Speak the Truth: Can The United States Judges Learn from the Example of Canadian Chief Justice McLachlin?

There are many people in the United States who are uncomfortable with President Trump’s response to the violence in Charlottesville. Leaders from both political parties called upon the President to say something more forceful. Surely, the critics argue, thoughtful leaders should condemn the KKK and neo-Nazis. The problem with racism is ambiguity of language simply does not work. Racism is wrong. There is no grey or nuance. Racism is wrong.

Should a judge speak out about racism in our society or condemn the KKK? There are many reasons why it might not be appropriate for a Virginia judge to remain silent. Some Virginia judge is surely going to preside over litigation about what happened. But, what about judges in the 49 other states? Most will not say anything. Fear of ethical constraints is the most likely reason. So perhaps the United States judges could learn from the example of the Chief Justice of Canada.

Canada committed “cultural genocide” against Indigenous peoples through policies like Indian residential schools, which were created to wipe out the languages and cultures of pre-existing nations, said the country’s top judge in a speech delivered in 2015. Chief Justice Beverly McLachlin said Canada’s treatment of Indigenous peoples in the 19th and early 20th Century was aimed at annihilating their culture and language in a bid to solve John A. Macdonald’s “Indian problem” for good.

“In the buzz-word of the day, assimilation; in the language of the 21st Century, cultural genocide,” said the Chief Justice. “The most glaring blemish on the Canadian historic record relates to our treatment of the First Nations that lived here at the time of colonization.”

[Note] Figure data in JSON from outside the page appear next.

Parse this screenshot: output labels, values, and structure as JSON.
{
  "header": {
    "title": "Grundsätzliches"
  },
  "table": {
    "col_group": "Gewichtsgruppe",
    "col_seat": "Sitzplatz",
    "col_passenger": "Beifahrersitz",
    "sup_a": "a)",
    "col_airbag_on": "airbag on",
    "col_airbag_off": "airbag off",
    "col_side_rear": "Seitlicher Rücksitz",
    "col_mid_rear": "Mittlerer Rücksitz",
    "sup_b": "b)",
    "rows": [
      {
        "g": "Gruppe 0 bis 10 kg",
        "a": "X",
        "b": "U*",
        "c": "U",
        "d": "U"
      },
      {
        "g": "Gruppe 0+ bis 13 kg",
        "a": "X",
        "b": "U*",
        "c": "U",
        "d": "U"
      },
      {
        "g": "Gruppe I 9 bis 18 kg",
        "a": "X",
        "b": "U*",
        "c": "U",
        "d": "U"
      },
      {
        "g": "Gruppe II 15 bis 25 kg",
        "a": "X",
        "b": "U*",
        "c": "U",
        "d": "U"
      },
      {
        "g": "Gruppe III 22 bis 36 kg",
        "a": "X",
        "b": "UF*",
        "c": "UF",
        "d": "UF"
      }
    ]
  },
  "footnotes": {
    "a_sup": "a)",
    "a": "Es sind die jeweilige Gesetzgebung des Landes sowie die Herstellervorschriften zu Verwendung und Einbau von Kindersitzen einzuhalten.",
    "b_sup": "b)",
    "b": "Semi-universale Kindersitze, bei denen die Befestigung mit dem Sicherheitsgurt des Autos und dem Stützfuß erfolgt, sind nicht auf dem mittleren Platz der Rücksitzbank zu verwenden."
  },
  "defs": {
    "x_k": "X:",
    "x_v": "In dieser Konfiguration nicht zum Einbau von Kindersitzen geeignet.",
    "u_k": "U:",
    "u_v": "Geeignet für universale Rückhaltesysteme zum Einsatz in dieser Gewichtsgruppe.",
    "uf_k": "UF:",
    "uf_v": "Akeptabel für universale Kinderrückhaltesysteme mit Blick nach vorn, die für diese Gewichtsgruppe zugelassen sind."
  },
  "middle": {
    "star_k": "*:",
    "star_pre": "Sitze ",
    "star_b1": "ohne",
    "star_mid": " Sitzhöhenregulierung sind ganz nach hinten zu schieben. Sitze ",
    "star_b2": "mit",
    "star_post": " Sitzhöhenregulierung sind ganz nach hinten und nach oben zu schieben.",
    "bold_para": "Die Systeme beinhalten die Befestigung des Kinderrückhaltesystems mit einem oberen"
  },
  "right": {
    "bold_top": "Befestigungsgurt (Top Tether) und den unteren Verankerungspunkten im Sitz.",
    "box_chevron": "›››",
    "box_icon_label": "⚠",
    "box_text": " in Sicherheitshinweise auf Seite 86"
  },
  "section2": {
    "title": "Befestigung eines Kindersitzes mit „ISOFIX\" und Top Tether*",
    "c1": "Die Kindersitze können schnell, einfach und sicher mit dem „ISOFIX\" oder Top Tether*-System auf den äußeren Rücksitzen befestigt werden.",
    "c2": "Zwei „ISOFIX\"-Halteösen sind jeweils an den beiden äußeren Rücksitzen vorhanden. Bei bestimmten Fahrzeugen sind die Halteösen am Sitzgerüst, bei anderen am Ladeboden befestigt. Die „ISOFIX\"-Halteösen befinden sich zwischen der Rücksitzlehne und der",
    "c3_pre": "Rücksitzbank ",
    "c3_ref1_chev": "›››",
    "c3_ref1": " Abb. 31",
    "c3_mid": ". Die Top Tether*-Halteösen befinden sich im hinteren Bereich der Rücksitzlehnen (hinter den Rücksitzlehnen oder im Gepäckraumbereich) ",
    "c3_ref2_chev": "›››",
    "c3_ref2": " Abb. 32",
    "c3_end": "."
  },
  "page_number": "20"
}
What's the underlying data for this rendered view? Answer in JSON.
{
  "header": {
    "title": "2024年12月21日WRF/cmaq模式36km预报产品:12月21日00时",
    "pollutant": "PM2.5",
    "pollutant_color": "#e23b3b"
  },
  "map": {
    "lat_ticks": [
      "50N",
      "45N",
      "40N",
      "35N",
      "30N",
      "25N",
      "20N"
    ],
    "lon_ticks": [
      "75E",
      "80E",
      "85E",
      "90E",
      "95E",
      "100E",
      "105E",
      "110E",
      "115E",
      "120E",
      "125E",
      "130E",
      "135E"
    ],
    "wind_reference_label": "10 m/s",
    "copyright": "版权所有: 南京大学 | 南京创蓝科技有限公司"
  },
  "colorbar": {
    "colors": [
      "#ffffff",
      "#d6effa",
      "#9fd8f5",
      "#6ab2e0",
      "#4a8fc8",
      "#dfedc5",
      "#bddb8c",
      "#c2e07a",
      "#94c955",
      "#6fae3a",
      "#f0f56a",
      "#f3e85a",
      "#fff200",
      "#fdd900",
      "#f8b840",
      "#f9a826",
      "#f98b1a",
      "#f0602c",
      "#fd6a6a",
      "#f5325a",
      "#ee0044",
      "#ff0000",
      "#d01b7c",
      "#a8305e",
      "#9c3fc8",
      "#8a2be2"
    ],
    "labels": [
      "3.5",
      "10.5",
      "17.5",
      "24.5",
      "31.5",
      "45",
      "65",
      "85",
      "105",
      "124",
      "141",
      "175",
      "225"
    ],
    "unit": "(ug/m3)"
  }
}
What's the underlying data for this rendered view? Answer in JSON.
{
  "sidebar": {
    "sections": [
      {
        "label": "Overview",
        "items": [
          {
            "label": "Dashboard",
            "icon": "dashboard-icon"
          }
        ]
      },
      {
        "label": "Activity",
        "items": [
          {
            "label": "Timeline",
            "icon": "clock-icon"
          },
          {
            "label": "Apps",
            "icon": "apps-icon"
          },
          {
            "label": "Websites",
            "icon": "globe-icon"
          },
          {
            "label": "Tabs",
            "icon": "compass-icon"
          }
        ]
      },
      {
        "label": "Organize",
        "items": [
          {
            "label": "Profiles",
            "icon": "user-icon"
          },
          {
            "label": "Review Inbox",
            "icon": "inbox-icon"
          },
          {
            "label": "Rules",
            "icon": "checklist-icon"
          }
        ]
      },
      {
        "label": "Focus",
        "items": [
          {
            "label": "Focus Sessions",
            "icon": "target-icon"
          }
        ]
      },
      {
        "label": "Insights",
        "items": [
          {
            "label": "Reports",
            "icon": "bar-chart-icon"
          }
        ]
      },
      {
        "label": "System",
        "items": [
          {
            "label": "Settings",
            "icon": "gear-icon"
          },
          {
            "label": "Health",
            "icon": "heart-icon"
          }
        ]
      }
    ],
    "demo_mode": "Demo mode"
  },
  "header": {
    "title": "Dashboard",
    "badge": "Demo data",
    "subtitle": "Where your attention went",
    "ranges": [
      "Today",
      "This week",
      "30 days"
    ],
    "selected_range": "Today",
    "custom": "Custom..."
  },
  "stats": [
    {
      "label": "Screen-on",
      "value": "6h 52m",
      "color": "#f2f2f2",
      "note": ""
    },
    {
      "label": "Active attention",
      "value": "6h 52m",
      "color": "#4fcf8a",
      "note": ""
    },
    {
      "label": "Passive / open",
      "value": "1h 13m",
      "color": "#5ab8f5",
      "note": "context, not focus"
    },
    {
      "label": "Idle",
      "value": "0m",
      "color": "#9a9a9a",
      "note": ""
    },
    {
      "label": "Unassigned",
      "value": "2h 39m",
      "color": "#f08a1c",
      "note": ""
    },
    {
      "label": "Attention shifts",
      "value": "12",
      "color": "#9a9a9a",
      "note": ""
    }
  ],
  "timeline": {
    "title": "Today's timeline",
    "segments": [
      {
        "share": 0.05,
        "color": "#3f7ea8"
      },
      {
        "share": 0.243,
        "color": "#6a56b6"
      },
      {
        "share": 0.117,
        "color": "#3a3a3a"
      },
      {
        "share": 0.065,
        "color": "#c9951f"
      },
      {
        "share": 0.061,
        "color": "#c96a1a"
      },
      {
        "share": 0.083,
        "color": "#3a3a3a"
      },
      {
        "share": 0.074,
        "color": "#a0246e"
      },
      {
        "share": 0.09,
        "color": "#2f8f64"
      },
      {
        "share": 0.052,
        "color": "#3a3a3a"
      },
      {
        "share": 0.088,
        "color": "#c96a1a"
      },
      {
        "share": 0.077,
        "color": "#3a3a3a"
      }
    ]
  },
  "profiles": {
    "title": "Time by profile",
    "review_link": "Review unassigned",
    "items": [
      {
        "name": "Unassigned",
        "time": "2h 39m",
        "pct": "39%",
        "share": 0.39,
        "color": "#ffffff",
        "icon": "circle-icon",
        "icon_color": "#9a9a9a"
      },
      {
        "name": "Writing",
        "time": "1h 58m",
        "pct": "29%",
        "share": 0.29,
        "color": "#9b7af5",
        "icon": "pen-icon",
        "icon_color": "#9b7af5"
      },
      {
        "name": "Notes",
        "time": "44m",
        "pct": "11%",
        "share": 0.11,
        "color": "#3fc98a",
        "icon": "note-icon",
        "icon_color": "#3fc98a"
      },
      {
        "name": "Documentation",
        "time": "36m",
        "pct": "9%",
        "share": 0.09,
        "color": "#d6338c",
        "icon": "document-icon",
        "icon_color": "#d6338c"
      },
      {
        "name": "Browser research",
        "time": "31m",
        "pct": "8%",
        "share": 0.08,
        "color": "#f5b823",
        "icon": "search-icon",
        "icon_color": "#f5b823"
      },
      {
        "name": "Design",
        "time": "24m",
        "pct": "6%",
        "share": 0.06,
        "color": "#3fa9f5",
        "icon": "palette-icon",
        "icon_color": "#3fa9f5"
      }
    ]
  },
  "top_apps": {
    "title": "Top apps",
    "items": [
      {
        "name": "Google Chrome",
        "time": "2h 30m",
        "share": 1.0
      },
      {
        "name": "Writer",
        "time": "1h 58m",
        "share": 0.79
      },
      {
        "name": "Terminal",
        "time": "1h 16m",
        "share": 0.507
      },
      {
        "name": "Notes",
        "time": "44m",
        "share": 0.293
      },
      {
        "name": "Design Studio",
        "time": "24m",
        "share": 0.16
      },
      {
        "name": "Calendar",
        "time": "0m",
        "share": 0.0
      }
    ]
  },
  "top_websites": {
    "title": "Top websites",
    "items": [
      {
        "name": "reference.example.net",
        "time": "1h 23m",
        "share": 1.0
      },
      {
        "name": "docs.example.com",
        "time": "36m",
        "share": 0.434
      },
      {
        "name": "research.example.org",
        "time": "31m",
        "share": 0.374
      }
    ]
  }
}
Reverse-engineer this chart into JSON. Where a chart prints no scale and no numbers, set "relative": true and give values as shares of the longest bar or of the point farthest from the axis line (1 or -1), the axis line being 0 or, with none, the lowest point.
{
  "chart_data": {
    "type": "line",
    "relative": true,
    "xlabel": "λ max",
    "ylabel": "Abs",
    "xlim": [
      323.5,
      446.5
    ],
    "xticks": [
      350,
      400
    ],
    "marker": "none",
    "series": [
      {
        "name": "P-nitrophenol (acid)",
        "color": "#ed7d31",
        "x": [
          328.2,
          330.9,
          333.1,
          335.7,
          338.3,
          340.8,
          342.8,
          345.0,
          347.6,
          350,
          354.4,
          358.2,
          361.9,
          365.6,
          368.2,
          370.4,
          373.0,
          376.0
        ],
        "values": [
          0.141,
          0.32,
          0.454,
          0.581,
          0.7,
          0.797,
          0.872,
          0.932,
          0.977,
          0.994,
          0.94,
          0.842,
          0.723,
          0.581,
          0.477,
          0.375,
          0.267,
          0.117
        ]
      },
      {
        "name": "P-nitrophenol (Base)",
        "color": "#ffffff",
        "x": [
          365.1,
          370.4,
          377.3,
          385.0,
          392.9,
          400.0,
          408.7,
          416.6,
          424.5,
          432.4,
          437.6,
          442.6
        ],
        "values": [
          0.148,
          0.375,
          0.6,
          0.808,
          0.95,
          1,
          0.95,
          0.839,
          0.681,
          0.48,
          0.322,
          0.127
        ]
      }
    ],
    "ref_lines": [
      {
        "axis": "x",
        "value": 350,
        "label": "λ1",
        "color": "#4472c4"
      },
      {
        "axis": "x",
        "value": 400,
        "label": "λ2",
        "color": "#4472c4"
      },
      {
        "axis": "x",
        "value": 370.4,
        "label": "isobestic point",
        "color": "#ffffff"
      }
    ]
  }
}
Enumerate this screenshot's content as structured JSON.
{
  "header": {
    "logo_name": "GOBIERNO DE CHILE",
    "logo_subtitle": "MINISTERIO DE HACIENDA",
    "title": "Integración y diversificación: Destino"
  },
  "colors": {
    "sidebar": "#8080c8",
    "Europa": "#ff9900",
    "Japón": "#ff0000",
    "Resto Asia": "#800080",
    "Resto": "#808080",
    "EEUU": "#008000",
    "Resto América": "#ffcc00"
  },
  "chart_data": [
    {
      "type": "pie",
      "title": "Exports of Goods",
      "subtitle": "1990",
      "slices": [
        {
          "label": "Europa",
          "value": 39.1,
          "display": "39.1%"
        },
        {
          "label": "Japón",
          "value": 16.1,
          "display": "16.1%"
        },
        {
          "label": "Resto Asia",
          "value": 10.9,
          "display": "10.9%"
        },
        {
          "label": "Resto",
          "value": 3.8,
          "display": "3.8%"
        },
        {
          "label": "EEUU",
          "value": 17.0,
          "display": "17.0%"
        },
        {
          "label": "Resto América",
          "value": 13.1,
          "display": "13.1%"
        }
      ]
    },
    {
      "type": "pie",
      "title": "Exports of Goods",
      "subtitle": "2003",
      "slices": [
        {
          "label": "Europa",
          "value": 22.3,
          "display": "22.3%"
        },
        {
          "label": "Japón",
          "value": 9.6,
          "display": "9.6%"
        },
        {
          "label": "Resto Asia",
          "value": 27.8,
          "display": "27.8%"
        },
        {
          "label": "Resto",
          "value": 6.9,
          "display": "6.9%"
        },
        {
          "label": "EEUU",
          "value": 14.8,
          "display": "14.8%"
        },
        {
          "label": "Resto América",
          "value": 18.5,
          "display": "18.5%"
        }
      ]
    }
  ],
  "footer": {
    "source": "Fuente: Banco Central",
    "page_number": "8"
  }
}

McLachlin said “an initial period cooperative inter-reliance grounded in norms of equality and mutual dependence” was supplanted by “the ethos of exclusion and cultural annihilation.”

She also listed some of the tactics Canada used to “solve” the Indian problem.

“Early laws forbade treaty Indians from leaving allocated reservations. Starvation and disease were rampant. Indians were denied the right to vote. Religious and social traditions, like the Potlatch and the Sun Dances, were outlawed. Children were taken from their parents and sent away to residential schools where they were forbidden to speak their native languages, forced to wear white man’s clothing, forced to observe Christian religious practices, and not infrequently subjected to sexual abuse,” said McLachlin.

McLachlin said for Macdonald and other Canadian officials at the time, “‘Indianess’ was not to be tolerated; rather it must be eliminated.”

McLachlin said Prime Minister Stephen Harper’s 2008 apology and the creation of the Truth and Reconciliation Commission, which were both the result of the multi-billion dollar residential school settlement between Ottawa, the churches and survivors, are examples of Canada coming to grips with this dark legacy.

“Yet the legacy of intolerance lives on in the lives of First Nation people and their children—a legacy of too much poverty, too little education and over-representation of Aboriginal people in our courts,” she said. “The lessons from the Canadian experience are replicated where intolerance has been systemically imposed—from Nazi attempts to eliminate Jews, gypsies and homosexuals, to Apartheid of South Africa, to the genocide of Rwanda. Intolerance doesn’t work and imposes enormous and unacceptable costs. Ultimately, the only way forward is the way of tolerance.” 

The Globe and Mail first reported on the speech.